Developing applications for the new Apple Inc. (NASDAQ:AAPL) wearable, the Apple Watch, is a very different task than developing traditional applications for smartphones like the iPhone.
That is according to Appster U.S. Operations Head Mike Wehrs who discussed the challenges faced by developers working on Apple Watch applications in an interview with Stephanie Ruhle and Erik Schatzker on Bloomberg’s Market Makers.
According to Wehrs, there are a number of ways developing for the new Apple Inc. (NASDAQ:AAPL) smartwatch is different.

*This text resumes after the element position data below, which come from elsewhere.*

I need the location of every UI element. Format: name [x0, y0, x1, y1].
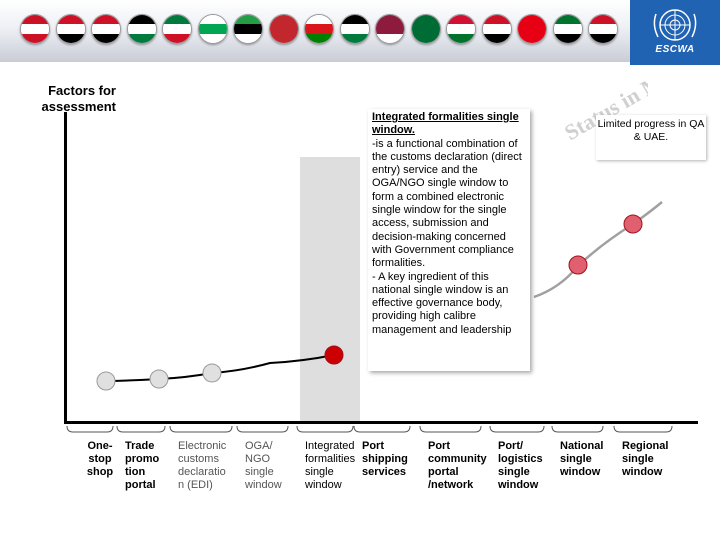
callout-title: Integrated formalities single window. [372, 111, 519, 137]
flag-icon [375, 14, 405, 44]
flag-icon [304, 14, 334, 44]
stage-label: National single window [560, 440, 604, 478]
stage-bracket [296, 425, 354, 433]
stage-marker [149, 369, 169, 389]
stage-marker [324, 345, 344, 365]
x-axis [64, 421, 698, 424]
stage-bracket [551, 425, 604, 433]
stage-label: One- stop shop [86, 440, 114, 478]
flag-icon [126, 14, 157, 44]
progress-note: Limited progress in QA & UAE. [596, 115, 706, 160]
member-flags-bar [0, 0, 630, 62]
stage-label: Regional single window [622, 440, 669, 478]
flag-icon [91, 14, 121, 44]
curve-future-segment [533, 201, 663, 299]
highlighted-stage-column [300, 157, 360, 422]
callout-integrated-formalities: Integrated formalities single window. -i… [368, 109, 530, 371]
flag-icon [233, 14, 263, 44]
escwa-logo-text: ESCWA [655, 44, 695, 55]
stage-bracket [169, 425, 233, 433]
stage-label: Integrated formalities single window [305, 440, 356, 491]
stage-bracket [66, 425, 114, 433]
flag-icon [162, 14, 192, 44]
stage-bracket [353, 425, 411, 433]
stage-label: Electronic customs declaratio n (EDI) [178, 440, 227, 491]
flag-icon [339, 14, 370, 44]
flag-icon [197, 14, 228, 44]
stage-marker [96, 371, 116, 391]
stage-brackets [66, 425, 673, 433]
stage-bracket [116, 425, 166, 433]
stage-bracket [419, 425, 482, 433]
flag-icon [410, 14, 441, 44]
stage-marker [623, 214, 643, 234]
factors-for-assessment-label: Factors for assessment [41, 83, 116, 114]
flag-icon [55, 14, 86, 44]
header-banner: ESCWA [0, 0, 720, 65]
stage-label: Port/ logistics single window [498, 440, 543, 491]
stage-bracket [236, 425, 289, 433]
stage-label: Trade promo tion portal [125, 440, 160, 491]
stage-bracket [613, 425, 673, 433]
flag-icon [481, 14, 512, 44]
stage-label: Port community portal /network [428, 440, 487, 491]
flag-icon [20, 14, 50, 44]
stage-label: OGA/ NGO single window [245, 440, 282, 491]
stage-label: Port shipping services [362, 440, 408, 478]
flag-icon [268, 14, 299, 44]
flag-icon [588, 14, 618, 44]
stage-marker [568, 255, 588, 275]
flag-icon [446, 14, 476, 44]
un-emblem-icon [653, 9, 697, 41]
stage-bracket [489, 425, 545, 433]
flag-icon [517, 14, 547, 44]
y-axis [64, 112, 67, 424]
flag-icon [552, 14, 583, 44]
callout-body: -is a functional combination of the cust… [372, 137, 522, 336]
stage-marker [202, 363, 222, 383]
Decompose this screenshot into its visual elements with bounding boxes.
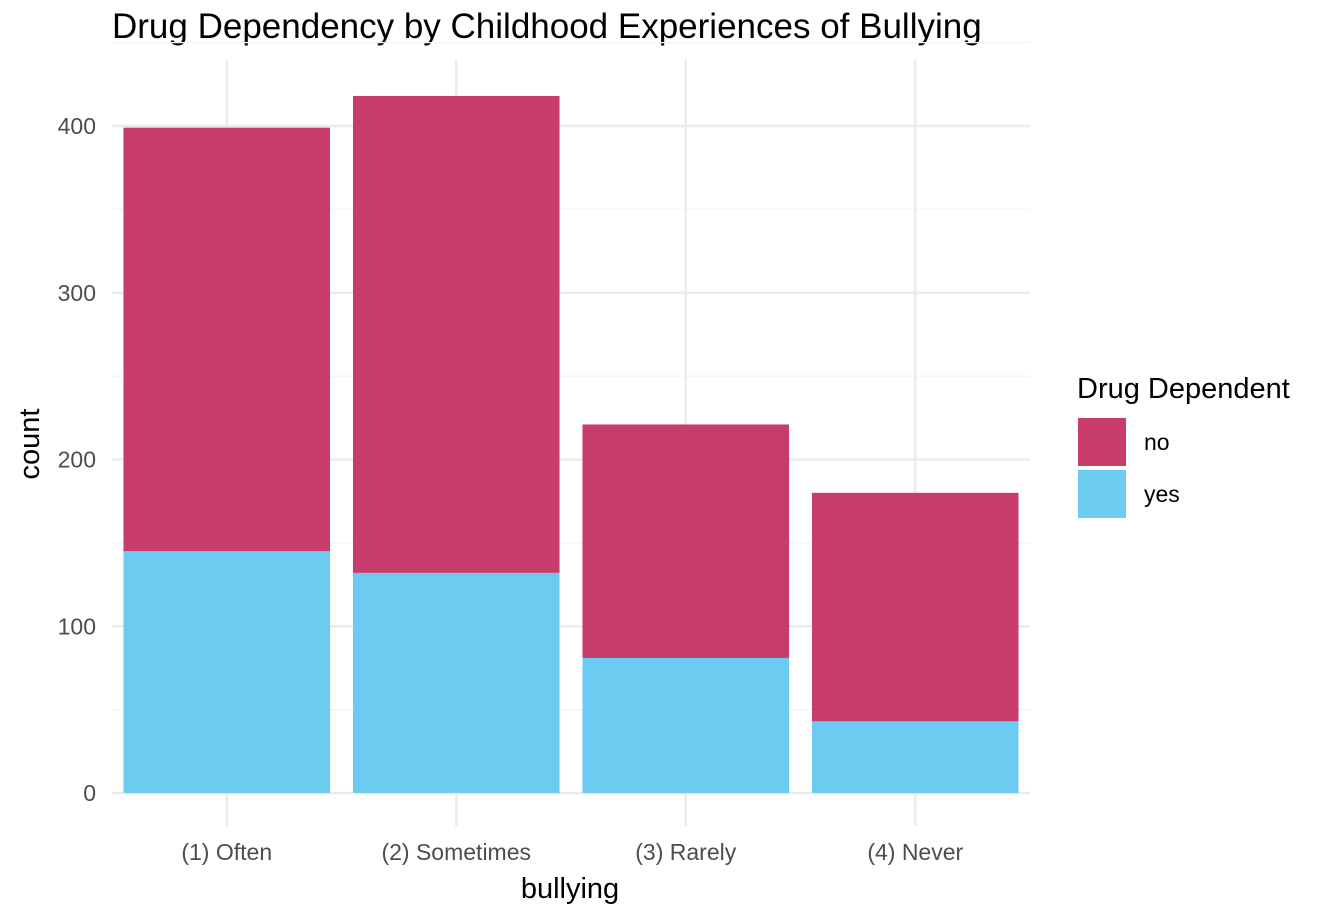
legend-label-no: no: [1144, 429, 1170, 455]
bar-segment-no: [123, 127, 331, 552]
bar-segment-yes: [811, 721, 1019, 793]
y-tick-label: 300: [58, 280, 96, 306]
legend-key-no: [1078, 418, 1126, 466]
bar-segment-yes: [123, 551, 331, 793]
x-axis-title: bullying: [521, 873, 619, 905]
x-tick-label: (2) Sometimes: [381, 839, 531, 865]
x-tick-label: (1) Often: [181, 839, 272, 865]
y-axis-title: count: [14, 409, 46, 480]
legend-title: Drug Dependent: [1077, 373, 1290, 405]
x-tick-label: (3) Rarely: [635, 839, 736, 865]
x-axis-ticks: (1) Often (2) Sometimes (3) Rarely (4) Neve…: [181, 839, 963, 865]
x-tick-label: (4) Never: [867, 839, 963, 865]
legend: Drug Dependent no yes: [1077, 373, 1290, 518]
y-axis-ticks: 0 100 200 300 400: [58, 113, 96, 806]
bar-segment-no: [352, 95, 560, 573]
bar-segment-no: [811, 492, 1019, 722]
bar-segment-yes: [582, 657, 790, 793]
bar-segment-yes: [352, 572, 560, 793]
bars: [123, 95, 1019, 793]
y-tick-label: 100: [58, 613, 96, 639]
bar-segment-no: [582, 424, 790, 658]
y-tick-label: 400: [58, 113, 96, 139]
legend-label-yes: yes: [1144, 481, 1180, 507]
chart-title: Drug Dependency by Childhood Experiences…: [112, 7, 982, 46]
legend-key-yes: [1078, 470, 1126, 518]
y-tick-label: 0: [83, 780, 96, 806]
y-tick-label: 200: [58, 447, 96, 473]
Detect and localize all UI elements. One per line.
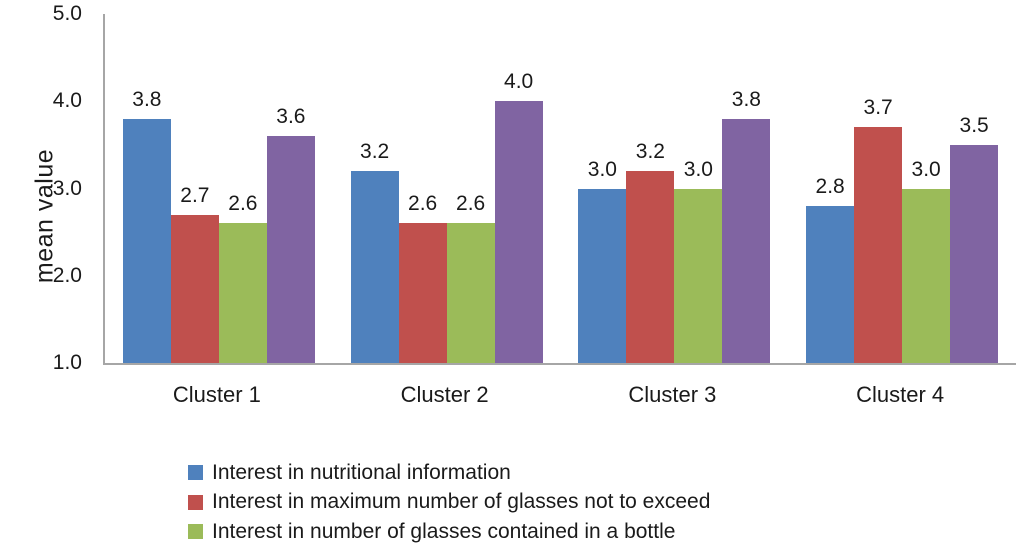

From a business perspective of just the user experience that you are going to have to deliver, it is already is different, he says.
“It’s on someone’s wrist so the way we look at that is that you have about a seven-second difference where someone can twist their wrist and look at something quickly or pull out their phone and get a different experience. So, what you want to put on that device has to be incredibly timely and meet that requirement of something you need in that short amount of time,” Wehrs tells the Bloomberg host.
He says that a developer also has to avoid interrupting the user all day long with them twisting their wrist.
From a technical perspective, developers need to really optimize their app to be as least power-hungry as they can be, he says. That is one of the things that developers don’t really think too much about when loading a new app into a smartphone, he says, but with the Apple Watch, it is a big consideration.
He says that they at Appster have trained their developers who are working on apps for the Apple Inc. (NASDAQ:AAPL) smartwatch to do as much of the processing on the iPhone and send only information to the Apple Watch.
“We really trained our developers who are working on the watch on this tethered scenario. What that really means is that most of the processing is done on the iPhone and then we just remote the user experience down to the watch itself so that all you are getting are the [user interface] and the buttons that you are pressing. As much processing on the phone is what you need to leverage that kind of architecture. Most developers don’t know how to do that though,” he says.
He tells Ruhle that developing for the Apple Watch, however, is not just taking what an application is doing on an Apple Inc. (NASDAQ:AAPL) iPhone and putting it on a watch. The limitations and also the advantages of the watch – like its visibility and the sensors integrated into it – can deliver a different experience for people, he says.
David Einhorn’s Greenlight Capital owned about 8.61 million Apple Inc. (NASDAQ:AAPL) shares by the end of the last quarter of 2014.